On a bipartisan vote of 241 to 173, the House of Representatives approved legislation to bring accountability, transparency, and oversight to the Consumer Financial Protection Bureau (CFPB).

The Dodd-Frank Act, signed into law a year ago, established the CFPB as an independent bureau within the Federal Reserve.  Under Dodd-Frank, the CFPB is run by a single director who has sole authority over the agency’s 1,000-plus government employees and can spend its budget of hundreds of millions of dollars without any oversight.  The CFPB director also has the authority to decide which financial products and services will be available to American consumers.

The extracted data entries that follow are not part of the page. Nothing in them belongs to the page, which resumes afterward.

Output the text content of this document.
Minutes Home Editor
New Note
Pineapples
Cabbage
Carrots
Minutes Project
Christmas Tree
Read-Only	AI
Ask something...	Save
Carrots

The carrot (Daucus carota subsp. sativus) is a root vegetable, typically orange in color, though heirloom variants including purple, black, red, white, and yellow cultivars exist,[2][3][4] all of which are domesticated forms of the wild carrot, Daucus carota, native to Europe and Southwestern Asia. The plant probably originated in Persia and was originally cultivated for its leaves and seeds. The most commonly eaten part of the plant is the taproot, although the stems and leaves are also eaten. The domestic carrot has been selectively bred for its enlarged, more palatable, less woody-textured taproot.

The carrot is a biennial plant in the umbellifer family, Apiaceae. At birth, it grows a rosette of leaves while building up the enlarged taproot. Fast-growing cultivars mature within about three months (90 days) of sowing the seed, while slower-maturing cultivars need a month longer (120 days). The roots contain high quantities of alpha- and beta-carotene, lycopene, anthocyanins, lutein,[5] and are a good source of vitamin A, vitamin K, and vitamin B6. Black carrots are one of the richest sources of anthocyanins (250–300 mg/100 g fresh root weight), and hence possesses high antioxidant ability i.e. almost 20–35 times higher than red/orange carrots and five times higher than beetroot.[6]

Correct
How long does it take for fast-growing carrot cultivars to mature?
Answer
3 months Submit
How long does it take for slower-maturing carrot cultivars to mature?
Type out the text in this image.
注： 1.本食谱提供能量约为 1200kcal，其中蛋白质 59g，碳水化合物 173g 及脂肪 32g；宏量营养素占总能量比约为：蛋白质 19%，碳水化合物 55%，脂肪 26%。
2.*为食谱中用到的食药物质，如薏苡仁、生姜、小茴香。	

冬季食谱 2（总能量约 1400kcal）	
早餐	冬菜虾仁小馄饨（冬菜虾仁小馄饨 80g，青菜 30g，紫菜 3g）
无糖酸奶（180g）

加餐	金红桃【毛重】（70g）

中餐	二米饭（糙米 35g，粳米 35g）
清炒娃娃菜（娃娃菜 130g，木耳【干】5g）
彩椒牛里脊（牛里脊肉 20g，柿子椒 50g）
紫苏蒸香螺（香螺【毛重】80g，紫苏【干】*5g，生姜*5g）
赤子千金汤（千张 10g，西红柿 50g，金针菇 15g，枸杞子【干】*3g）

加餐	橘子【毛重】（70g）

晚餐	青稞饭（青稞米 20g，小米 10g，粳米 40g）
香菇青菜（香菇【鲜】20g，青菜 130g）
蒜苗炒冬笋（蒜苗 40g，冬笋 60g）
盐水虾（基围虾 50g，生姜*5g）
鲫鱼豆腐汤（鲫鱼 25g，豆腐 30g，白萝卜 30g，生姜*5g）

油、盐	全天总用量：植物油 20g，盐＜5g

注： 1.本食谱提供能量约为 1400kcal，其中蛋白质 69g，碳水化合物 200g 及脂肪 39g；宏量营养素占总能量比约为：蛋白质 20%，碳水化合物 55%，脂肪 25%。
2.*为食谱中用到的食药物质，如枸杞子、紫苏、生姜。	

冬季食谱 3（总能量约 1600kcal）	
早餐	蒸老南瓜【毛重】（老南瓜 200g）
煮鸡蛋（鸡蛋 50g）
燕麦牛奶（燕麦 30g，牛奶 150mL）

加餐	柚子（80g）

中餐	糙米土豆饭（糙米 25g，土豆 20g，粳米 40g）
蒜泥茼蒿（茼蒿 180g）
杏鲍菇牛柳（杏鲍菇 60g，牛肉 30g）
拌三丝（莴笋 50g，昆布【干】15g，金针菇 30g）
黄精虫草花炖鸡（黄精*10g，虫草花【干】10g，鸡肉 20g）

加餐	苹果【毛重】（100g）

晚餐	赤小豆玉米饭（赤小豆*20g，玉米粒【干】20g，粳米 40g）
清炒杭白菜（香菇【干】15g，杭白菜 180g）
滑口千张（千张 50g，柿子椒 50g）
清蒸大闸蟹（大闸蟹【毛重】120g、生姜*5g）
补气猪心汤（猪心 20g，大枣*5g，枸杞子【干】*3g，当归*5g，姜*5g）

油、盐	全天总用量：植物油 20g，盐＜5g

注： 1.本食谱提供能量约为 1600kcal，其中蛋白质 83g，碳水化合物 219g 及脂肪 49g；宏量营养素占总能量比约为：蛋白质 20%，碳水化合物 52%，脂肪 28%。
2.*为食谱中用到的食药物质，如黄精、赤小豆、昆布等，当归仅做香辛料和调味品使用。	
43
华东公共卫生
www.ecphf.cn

The CFPB director’s mandates can be overturned, but only in extremely limited and highly unlikely circumstances by a small group of fellow Presidential appointees – one of whom is the CFPB director.

Financial Services Committee Chairman Spencer Bachus said, “No Federal bureaucracy should operate without accountability and effective checks and balances. This bill brings needed structural reforms to ensure the CFPB is fair and effective in protecting consumers. As a result of the changes, the bill promotes robust consumer protection and certainty for our economy by ensuring the rules issued by the Bureau are consistent and do not endanger the safety and soundness of financial institutions.”

H.R. 1315, introduced by Rep. Sean Duffy and co-sponsored by Chairman Bachus and Rep. Shelley Moore Capito, improves the structure of the CFPB by:

  • establishing a five-member, bipartisan commission to manage the Bureau, which Congressional Democrats previously supported; 
  • creating a meaningful review process of rules promulgated by the CFPB that takes into consideration how a proposed rule could endanger the safety of consumers’ financial institutions; and
  • ensuring there is a Senate confirmed chair of the commission before the CFPB exercises its new regulatory authority.

Rep. Duffy said, “The House has taken an important step to help establish a job-friendly environment, protect consumers and turn this economy around. I thank Chairman Bachus and Congresswoman Capito for their help and strong leadership in ensuring the passage of this bill to increase government accountability and consumer protection.”

Financial Institutions and Consumer Credit Subcommittee Chairman Shelley Moore Capito said, “Today’s vote sends a strong message to the President that Congress is intent on implementing necessary reforms to ensure the new CFPB is stronger and more accountable. This bill is as commonsense as it gets:  making sure the FSOC can assess safety and soundness issues, putting a five-member leadership board in charge like most other product regulators and clarifying what powers do and do not transfer if the directorship remains vacant.  I’d like to thank Chairman Bachus and my colleague Mr. Duffy for their leadership on this important issue.”